It is interesting. If you go back to the Great War and look at the men who returned from the front to be shot for cowardice, or later diagnosed with shell-shock and what we know today as Post-Traumatic Stress Disorder, how society views health and disease, physical and psychological wellbeing, evolves over time.

It is estimated that up to 20% of Gulf War veterans experience PTSD. This number is significantly higher for those on the front-line, although, even those who never left the base, experienced significant trauma from air-raids, their friends and colleagues dying.

Imagine the numbers of people today, the result of global conflicts, who witness horrible things and the effect this will have upon them.

I am not an expert in this area, yet, it strikes me that there are different forms of this condition – the first, where something terrible happens, a person is stunned and that event lives with them in their conscious, disturbing sleep, leading to depression, anxiety and so on, and, another group, who experience the trauma but keep going.
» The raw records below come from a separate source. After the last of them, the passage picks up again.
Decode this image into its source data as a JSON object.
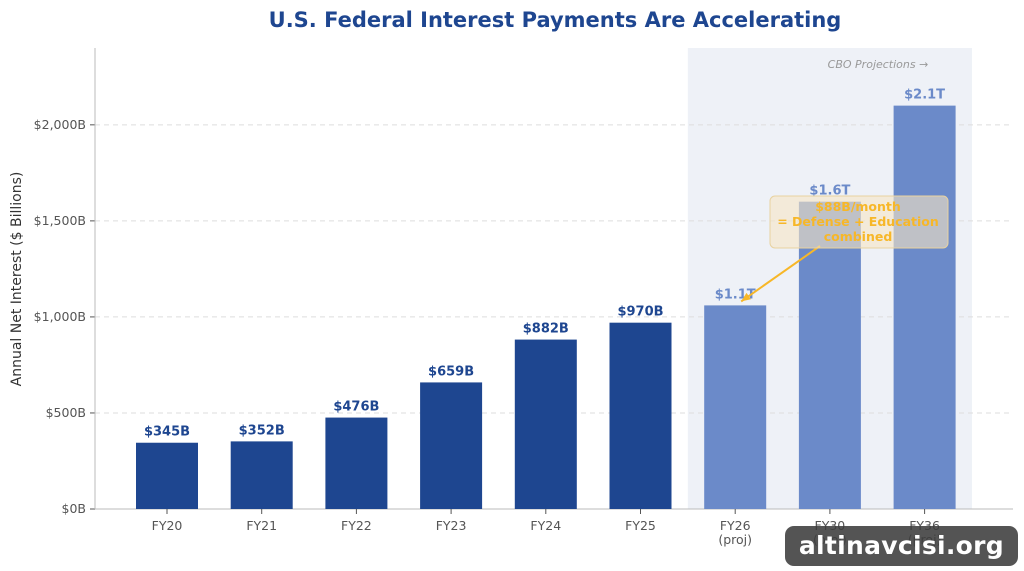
{
  "chart_data": {
    "type": "bar",
    "title": "U.S. Federal Interest Payments Are Accelerating",
    "ylabel": "Annual Net Interest ($ Billions)",
    "xlabel": "",
    "ylim": [
      0,
      2400
    ],
    "yticks": [
      0,
      500,
      1000,
      1500,
      2000
    ],
    "ytick_labels": [
      "$0B",
      "$500B",
      "$1,000B",
      "$1,500B",
      "$2,000B"
    ],
    "grid": "horizontal dashed",
    "bars": [
      {
        "category": "FY20",
        "sublabel": "",
        "value": 345,
        "label": "$345B",
        "projected": false
      },
      {
        "category": "FY21",
        "sublabel": "",
        "value": 352,
        "label": "$352B",
        "projected": false
      },
      {
        "category": "FY22",
        "sublabel": "",
        "value": 476,
        "label": "$476B",
        "projected": false
      },
      {
        "category": "FY23",
        "sublabel": "",
        "value": 659,
        "label": "$659B",
        "projected": false
      },
      {
        "category": "FY24",
        "sublabel": "",
        "value": 882,
        "label": "$882B",
        "projected": false
      },
      {
        "category": "FY25",
        "sublabel": "",
        "value": 970,
        "label": "$970B",
        "projected": false
      },
      {
        "category": "FY26",
        "sublabel": "(proj)",
        "value": 1060,
        "label": "$1.1T",
        "projected": true
      },
      {
        "category": "FY30",
        "sublabel": "(proj)",
        "value": 1600,
        "label": "$1.6T",
        "projected": true
      },
      {
        "category": "FY36",
        "sublabel": "(proj)",
        "value": 2100,
        "label": "$2.1T",
        "projected": true
      }
    ],
    "projection_region_label": "CBO Projections →",
    "annotation": {
      "lines": [
        "$88B/month",
        "= Defense + Education",
        "combined"
      ],
      "points_to": "FY26"
    },
    "colors": {
      "actual": "#1e4690",
      "projected": "#6b8ac9",
      "title": "#1e4690",
      "projection_region": "#eef1f7",
      "annotation_text": "#f7b728",
      "annotation_box": "#f6e6c4",
      "grid": "#dddddd"
    }
  },
  "watermark": "altinavcisi.org"
}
Those who despite the horror, somehow manage to sublimate the thoughts and feelings, bury them.

For some, this burying might be effective. Essentially digging such a dark, deep pit and covering it with so much happening that it never surfaces, for others, the events can return unexpectedly at a later time.
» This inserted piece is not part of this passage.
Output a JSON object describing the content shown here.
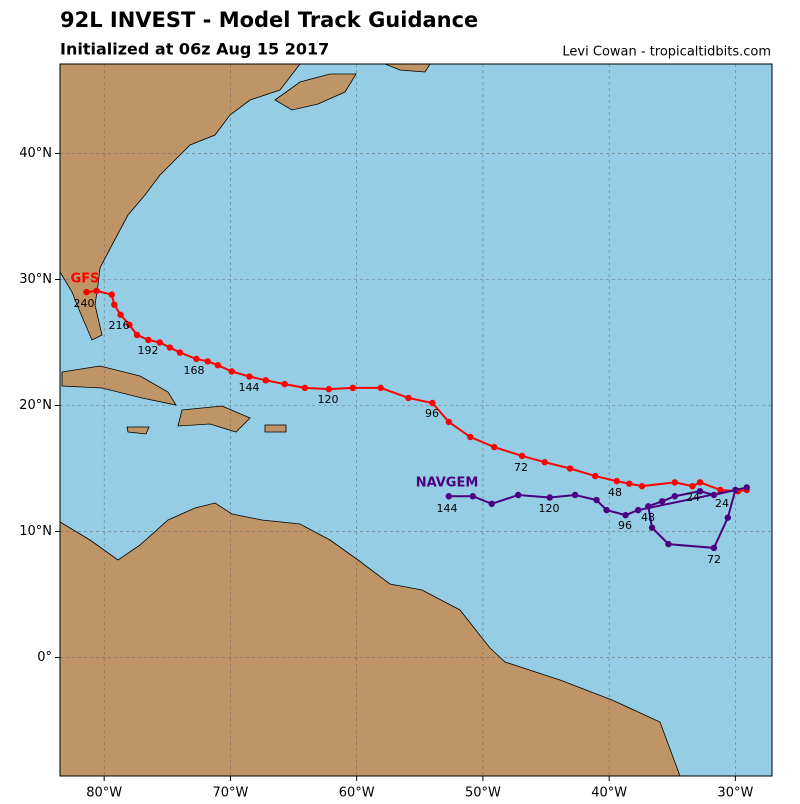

The point of this blog relates to the puzzle of this latter group. If you cut your finger and experience pain, it is clear that the cut has caused the pain. If you knock your arm and ten years later because of insidious neurological or sensory damage you experience pain, the cause is less obvious.

The same surely applies here.

For all the women and children, fathers and grandfathers who experience trauma – crossing the Med, escaping from Tikrit, fleeing ISIS, attending a pop concert, it doesn’t matter where, there will be those who experience the pain, seek help and receive support.

For others, the pain will only surface later and then what do you do – what happens when the gap is 10, 20, 30 years or more? ‘What do you mean, you haven’t got over the Gulf War? That was twenty years ago! Pull yourself together…’ asks the naïve one, the one who is unable to appreciate the depths of human suffering.

And the same for other forms of trauma – bullying for example.

If I experience bullying and I am in a fortunate enough position to report this and have the situation corrected (something that we in the 21st Century fool ourselves into believing happens far more than it does), the bully gets their comeuppance, you move-on and with support rebuild your life.

What if there is a delay between the bullying and the symptoms. What if 10 years passes, during which your conscious or sublimated mind manages to maintain a status quo, then… Bang. You are reliving the trauma, the pain, the harassment.

Where do you go from here? Look at the news today – for all the historical cases of sexual abuse coming to the fore in relation to Mr Weinstein, there will be 1000 times that number hidden, people who have moved-on with their lives, burying the past.

The answer?

Well, it is to acknowledge that what is agony for one person might be inconvenience for another – as Victor Frankl says. Trauma is subjective, as is the way we each live those experiences.

Then, to create an environment where those who are bullied or traumatised don’t need to bury the feeling, who can express what is inside, and, those who witness or experience bad things can share. Away from the bleakness of wars and refugees, how many people working in hospitals experience psychological trauma? How many are able to adequately unburden? Within mental health organisations this is standard practice – it is called supervision, this doesn’t exist within most general hospitals. People are left to get on with it.

A culture of safety is one in which people can express their feelings. In which they can say when they aren’t coping or when they are struggling or when the ghosts of the past have come back. No one knows when this might happen and we are all at risk.

Listen, provide people a chance to express the inner thoughts and do not judge.